A New Branching Strategy for MODX Revolution

This week we have modified the branching strategy that we have been using when maintaining the MODX Revolution repository at Github.

By YJ Tso  |  Updated: April 27, 2016  |  2 min read
A New Branching Strategy for MODX Revolution

This week we have modified the branching strategy that we have been using when maintaining the MODX Revolution repository at Github. The long familiar master and develop branch are gone, and in their place we have major and minor version branches that serve the same purposes for each major and the current stable minor releases of MODX Revolution. Since the current stable minor release of version 2 is 2.4.0, that means we have a 2.x (default) branch and a 2.4.x branch which replace—in terms of where to target Pull Requests—develop and master respectively for version 2. In the coming days, a 3.x development branch will appear as well.

Following are some tips for keeping up with the changes.

If you have a clone of the official repository, you can quickly fetch and checkout the latest branches.

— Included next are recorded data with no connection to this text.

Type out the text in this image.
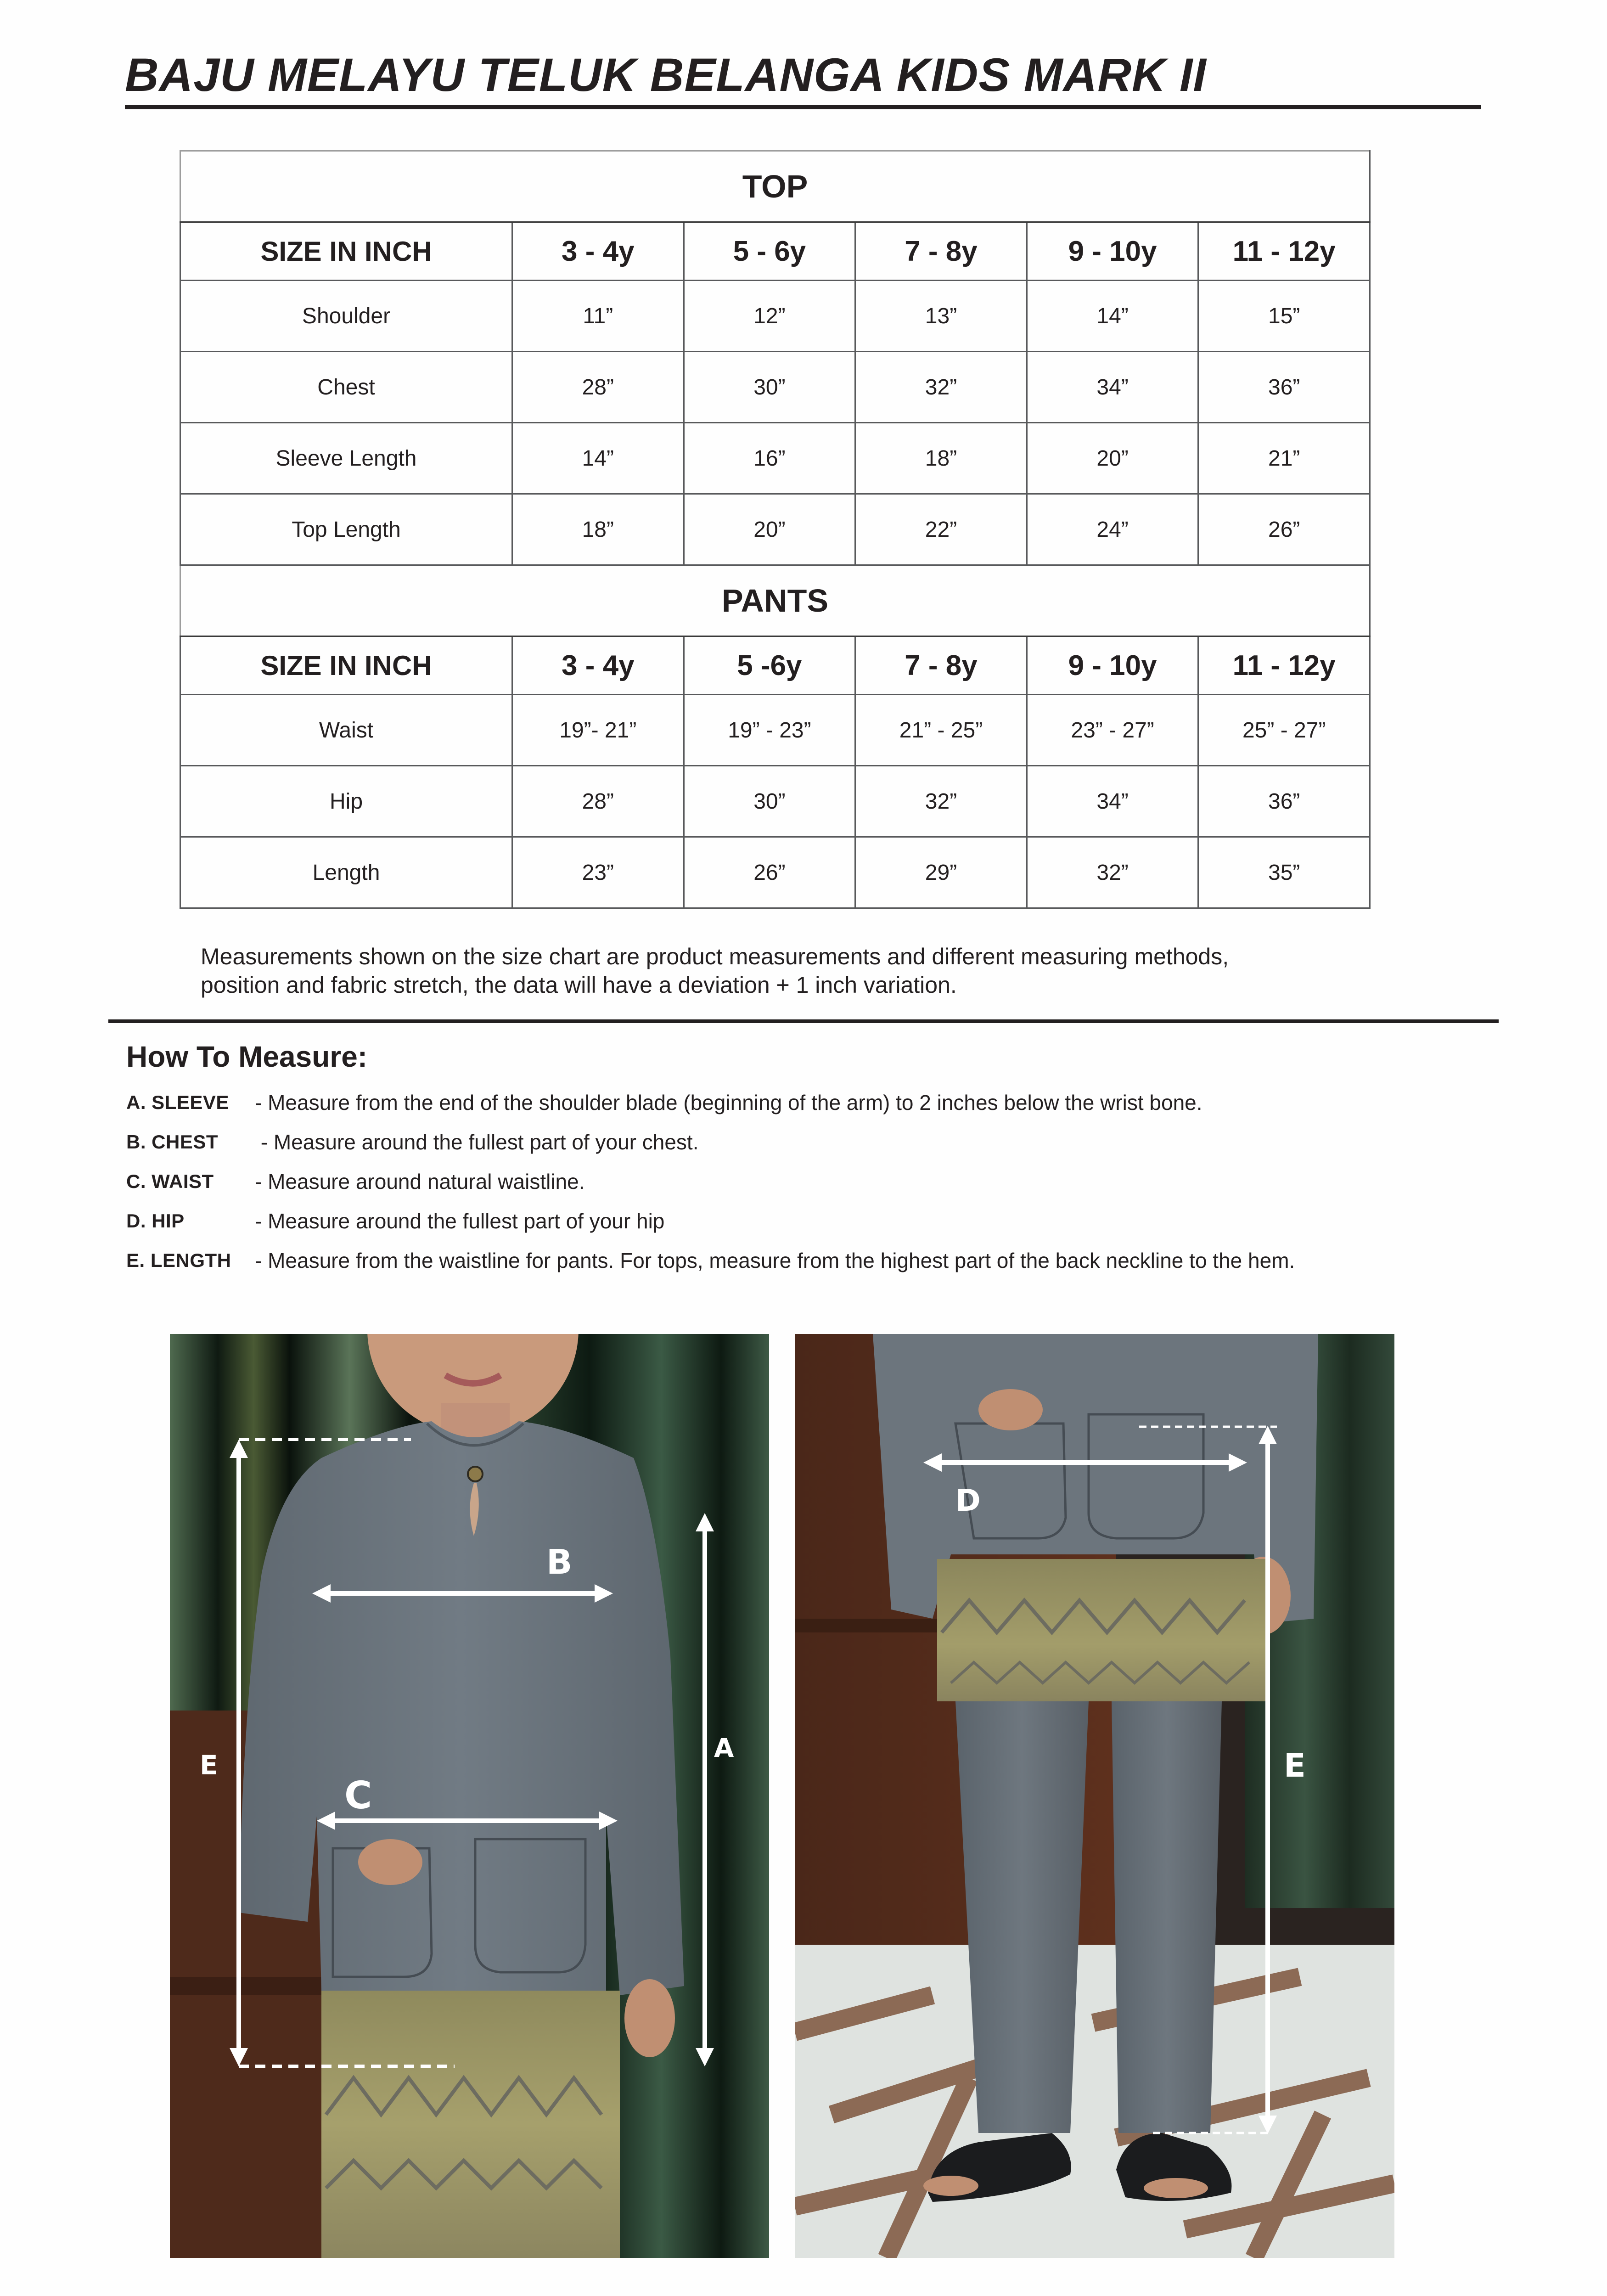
BAJU MELAYU TELUK BELANGA KIDS MARK II
TOP					
SIZE IN INCH	3 - 4y	5 - 6y	7 - 8y	9 - 10y	11 - 12y
Shoulder	11”	12”	13”	14”	15”
Chest	28”	30”	32”	34”	36”
Sleeve Length	14”	16”	18”	20”	21”
Top Length	18”	20”	22”	24”	26”
PANTS					
SIZE IN INCH	3 - 4y	5 -6y	7 - 8y	9 - 10y	11 - 12y
Waist	19”- 21”	19” - 23”	21” - 25”	23” - 27”	25” - 27”
Hip	28”	30”	32”	34”	36”
Length	23”	26”	29”	32”	35”
Measurements shown on the size chart are product measurements and different measuring methods,
position and fabric stretch, the data will have a deviation + 1 inch variation.
How To Measure:
A. SLEEVE	- Measure from the end of the shoulder blade (beginning of the arm) to 2 inches below the wrist bone.
B. CHEST	- Measure around the fullest part of your chest.
C. WAIST	- Measure around natural waistline.
D. HIP	- Measure around the fullest part of your hip
E. LENGTH	- Measure from the waistline for pants. For tops, measure from the highest part of the back neckline to the hem.
B
C
E
A
D
E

To checkout the latest changes targeted for the next minor release, including new features, bug fixes and translation updates:

$ git fetch origin
$ git checkout -b 2.x origin/2.x

To checkout just the latest bug fixes and translation updates for the current minor release, 2.4:

$ git fetch origin
$ git checkout -b 2.4.x origin/2.4.x

To cleanup your clone and remove the old remote tracking branches that have been deleted from the repository:

$ git remote prune origin

If you have a clone of an existing fork with the main repository added as a remote named upstream, you can quickly update your fork and your clone with the latest branches by executing the following commands.

To checkout the latest changes targeted for the next minor release, including new features, bug fixes and translation updates:

$ git fetch upstream
$ git checkout -b 2.x upstream/2.x

To checkout just the latest bug fixes and translation updates for the current minor release, 2.4:

$ git fetch upstream
$ git checkout -b 2.4.x upstream/2.4.x

To cleanup your clone and remove the old remote tracking branches that have been deleted from the upstream repository:

$ git remote prune upstream

Publish new branches and tags to your fork, a.k.a. origin with:

$ git push origin 2.x 2.4.x --tags

You can remove the old branches from your fork via GitHub or by using a command like:

$ git push origin :master :develop :release-2.2

NOTE: That would remove the old master, develop, and release-2.2 branches from your fork; you could remove all branches except 2.x, 2.4.x and any outstanding pull request branches.